Support for caching is now only one more step away:

  @GET   
@Path("/customer/{id}")   
@Produces({"application/json","application/xml","text/html"})   
Response getCustomer(@PathParam("id") int custId,
@Context Request request,
@Context HttpHeaders headers);

and in the implementation

  // Check for conditional get
  String tagString = Integer.toString(customer.hashCode());
EntityTag eTag = new EntityTag(tagString);       
Date lastModifiedInDb = new Date(customer.getMtime();

Response.ResponseBuilder builder = request.
evaluatePreconditions(lastModifiedInDb,eTag);
  if (builder==null ) { 
    // we need to send the full resource
if (mediaType.equals(MediaType.TEXT_HTML_TYPE)) {
String html = renderTemplate("customer", customer);
     builder = Response.ok(html, mediaType);
} else {
builder = Response.ok(customer);
}
  builder.tag(eTag); // Set ETag on response

There is of course still a lot to do, but we have now achieved :

  • uniform interface independent of the media type
  • support for conditional sending and thus caching and re-validation by ETag and time stamp

The last step is to add some hints to the client how long it may cache data without the need to go out to the network to do any caching at all. Again JAX-RS has already support for that:

  // Create a cache control       
CacheControl cc = new CacheControl();       
cc.setMaxAge(300); // Customer objects are valid for 5 mins       
cc.setPrivate(false); // Proxies may cache this
builder.cacheControl(cc);
 
This gives the client a hint, that they can consider the customer object valid for 300s = 5min. Proxies on the way are also allowed to cache the returned object. In practice one may make the maxAge depending on e.g. some average update frequencies and also set the "you need to always verify" flag via cc.setMustRevalidate(true).

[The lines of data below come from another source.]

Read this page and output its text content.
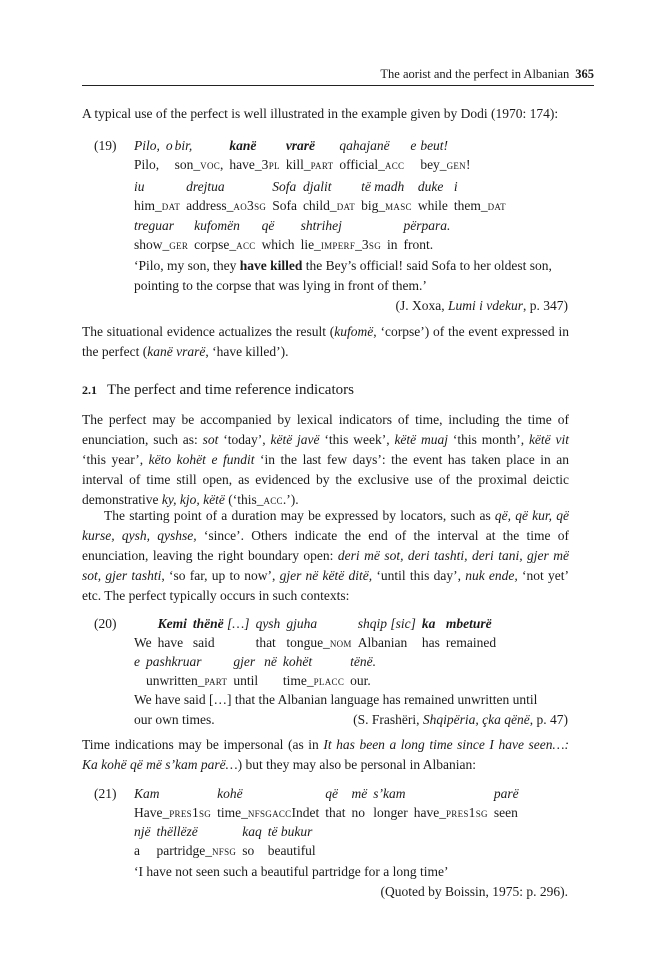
The aorist and the perfect in Albanian 365
A typical use of the perfect is well illustrated in the example given by Dodi (1970: 174):
(19) Pilo,	o	bir,	kanë	vrarë	qahajanë	e	beut!
Pilo,		son_voc,	have_3pl	kill_part	official_acc		bey_gen!
iu	drejtua	Sofa	djalit	të madh	duke	i
him_dat	address_ao3sg	Sofa	child_dat	big_masc	while	them_dat
treguar	kufomën	që	shtrihej		përpara.
show_ger	corpse_acc	which	lie_imperf_3sg	in	front.
‘Pilo, my son, they have killed the Bey’s official! said Sofa to her oldest son, pointing to the corpse that was lying in front of them.’
(J. Xoxa, Lumi i vdekur, p. 347)
The situational evidence actualizes the result (kufomë, ‘corpse’) of the event expressed in the perfect (kanë vrarë, ‘have killed’).
2.1 The perfect and time reference indicators
The perfect may be accompanied by lexical indicators of time, including the time of enunciation, such as: sot ‘today’, këtë javë ‘this week’, këtë muaj ‘this month’, këtë vit ‘this year’, këto kohët e fundit ‘in the last few days’: the event has taken place in an interval of time still open, as evidenced by the exclusive use of the proximal deictic demonstrative ky, kjo, këtë (‘this_acc.’).
The starting point of a duration may be expressed by locators, such as që, që kur, që kurse, qysh, qyshse, ‘since’. Others indicate the end of the interval at the time of enunciation, leaving the right boundary open: deri më sot, deri tashti, deri tani, gjer më sot, gjer tashti, ‘so far, up to now’, gjer në këtë ditë, ‘until this day’, nuk ende, ‘not yet’ etc. The perfect typically occurs in such contexts:
(20)
		Kemi	thënë […]	qysh	gjuha	shqip [sic]	ka	mbeturë
We	have	said	that	tongue_nom	Albanian	has	remained
e	pashkruar	gjer	në	kohët	tënë.
	unwritten_part	until		time_placc	our.
We have said […] that the Albanian language has remained unwritten until
our own times.	(S. Frashëri, Shqipëria, çka qënë, p. 47)
Time indications may be impersonal (as in It has been a long time since I have seen…: Ka kohë që më s’kam parë…) but they may also be personal in Albanian:
(21) Kam	kohë	që	më	s’kam		parë
Have_pres1sg	time_nfsgaccIndet	that	no	longer	have_pres1sg	seen
një	thëllëzë	kaq	të bukur
a	partridge_nfsg	so	beautiful
‘I have not seen such a beautiful partridge for a long time’
(Quoted by Boissin, 1975: p. 296).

I am sure, this is not yet the last version of the interface, but you can see how it can evolve over time and add new features like support for conditional get. And the best part is that so far the clients don't even have to change a single line of code.

In the future we may want to introduce our own media types like appliation/vnd.rhq-customer+json that newer clients then can make use of. The server can dispatch as seen above the media type and return the appropriate representation. The existing clients, that do not know the new media type can still be serviced by the server just sending this "old" version of it.